Technically speaking, an aneurysm is a dilation, or an enlargement, of a blood vessel to at least 50 percent beyond its normal diameter. So if a blood vessel is normally one inch wide, it is considered an aneurysm when it is greater than 1.5 inches wide. While finding out that you have an aneurysm can be concerning, the good news is that we continue to learn more about how aneurysms behave, which can help us determine if and when an aneurysm should be repaired, and the really good news is that we are continually developing new and less invasive ways to treat them.
Aneurysms generally cause trouble in one of two ways. Either they burst (rupture), or they clot (thrombose). A ruptured aneurysm of the aorta causes death about 90 percent of the time. A thrombosed aneurysm of the leg can lead to amputation more than 25 percent of the time. Because of this, the key to the problem is early diagnosis. For those who have turned 65, as part of your “Welcome to Medicare” physical exam, Medicare will cover a screening ultrasound of the abdominal aorta for anyone who has a family history of an abdominal aortic aneurysm, or for men who have a history of smoking because of the associated risk of aneurysms in these patients (http://www.medicare.gov/Health/AAA.asp). Despite this recent legislation, however, only a fraction of those eligible have taken advantage of this benefit.
Most aneurysms are discovered incidentally when a test is done for some other problem, such as an ultrasound because of gallstones, or a CT scan because of injuries sustained in a car accident. The overwhelming majority of the time, doctors sees patients with aneurysms before they have symptoms. The challenge becomes determining whether or not to fix them. Because fixing the aneurysm carries risk, the goal is to determine if the risk of the aneurysm causing a problem is higher than the risk involved in fixing it. If the aneurysm is small, the risk of it causing a problem is often small, and so we will opt to watch it. This is to make sure that the cure isn’t worse than the disease.

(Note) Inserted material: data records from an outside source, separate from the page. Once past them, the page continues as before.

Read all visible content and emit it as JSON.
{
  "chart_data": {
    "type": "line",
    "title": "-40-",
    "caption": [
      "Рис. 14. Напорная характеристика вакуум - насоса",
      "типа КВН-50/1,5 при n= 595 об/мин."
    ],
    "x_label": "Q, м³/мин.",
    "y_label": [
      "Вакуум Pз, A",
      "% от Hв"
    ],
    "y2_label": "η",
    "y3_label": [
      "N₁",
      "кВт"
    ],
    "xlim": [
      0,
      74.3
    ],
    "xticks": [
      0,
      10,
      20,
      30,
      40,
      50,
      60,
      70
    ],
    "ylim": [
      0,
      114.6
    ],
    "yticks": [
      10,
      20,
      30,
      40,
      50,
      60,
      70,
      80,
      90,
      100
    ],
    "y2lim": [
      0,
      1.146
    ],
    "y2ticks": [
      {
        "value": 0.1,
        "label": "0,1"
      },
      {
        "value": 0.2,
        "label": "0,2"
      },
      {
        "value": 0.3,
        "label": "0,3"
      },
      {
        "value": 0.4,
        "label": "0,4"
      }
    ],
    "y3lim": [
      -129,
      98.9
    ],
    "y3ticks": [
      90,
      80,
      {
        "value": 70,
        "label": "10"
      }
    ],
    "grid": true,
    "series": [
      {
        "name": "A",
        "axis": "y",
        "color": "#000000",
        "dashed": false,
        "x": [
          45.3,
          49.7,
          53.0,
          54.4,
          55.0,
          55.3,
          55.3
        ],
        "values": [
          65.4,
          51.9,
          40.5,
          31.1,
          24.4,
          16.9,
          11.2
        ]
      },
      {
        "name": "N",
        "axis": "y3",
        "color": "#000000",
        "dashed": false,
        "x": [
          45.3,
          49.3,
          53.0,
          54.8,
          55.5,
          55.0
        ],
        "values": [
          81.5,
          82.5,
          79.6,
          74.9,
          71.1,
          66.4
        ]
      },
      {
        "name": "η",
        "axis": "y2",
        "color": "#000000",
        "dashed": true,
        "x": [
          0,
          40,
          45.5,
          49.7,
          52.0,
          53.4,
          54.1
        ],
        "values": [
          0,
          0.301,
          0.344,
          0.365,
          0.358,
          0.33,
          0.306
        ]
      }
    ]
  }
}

When the aneurysm size gets to a point where repair is preferred, however, it’s helpful to know that there are different ways to fix it. Traditional methods of repairing aneurysms involve removing the diseased artery through an incision and then sewing in a new vessel (usually a new pipe, called a graft, made out of Dacron polyester) by hand. Newer methods take that same graft, mount it on a metal stent that looks a bit like chicken wire (a so-called stent graft), and then reline the aneurysm through a small incision over a smaller artery, such as in the groin. This less-invasive procedure, called endovascular stent grafting, leads to a much shorter hospitalization and a quicker recovery time. But it isn’t for everyone. The aneurysm has to be a certain size and shape in order to allow the stent graft to be placed properly.
This is where the good news comes in. With newer and better devices, we are now able to treat many more people with these less invasive methods. Improvements in imaging with ultrasound, MRI and CT scans as well as operating rooms with built-in X-ray equipment allow us to see with incredible precision how to treat these aneurysms without having to make a big incision and feel things with our hands. Regardless of how the aneurysm will be fixed, once you’ve been diagnosed with an aneurysm, be sure to seek out a specialist with experience and expertise in treating aneurysms both with open or minimally invasive techniques. Even better: work on ways to prevent having an aneurysm in the first place. While you can’t change your family history, you can quit smoking. Your arteries will thank you.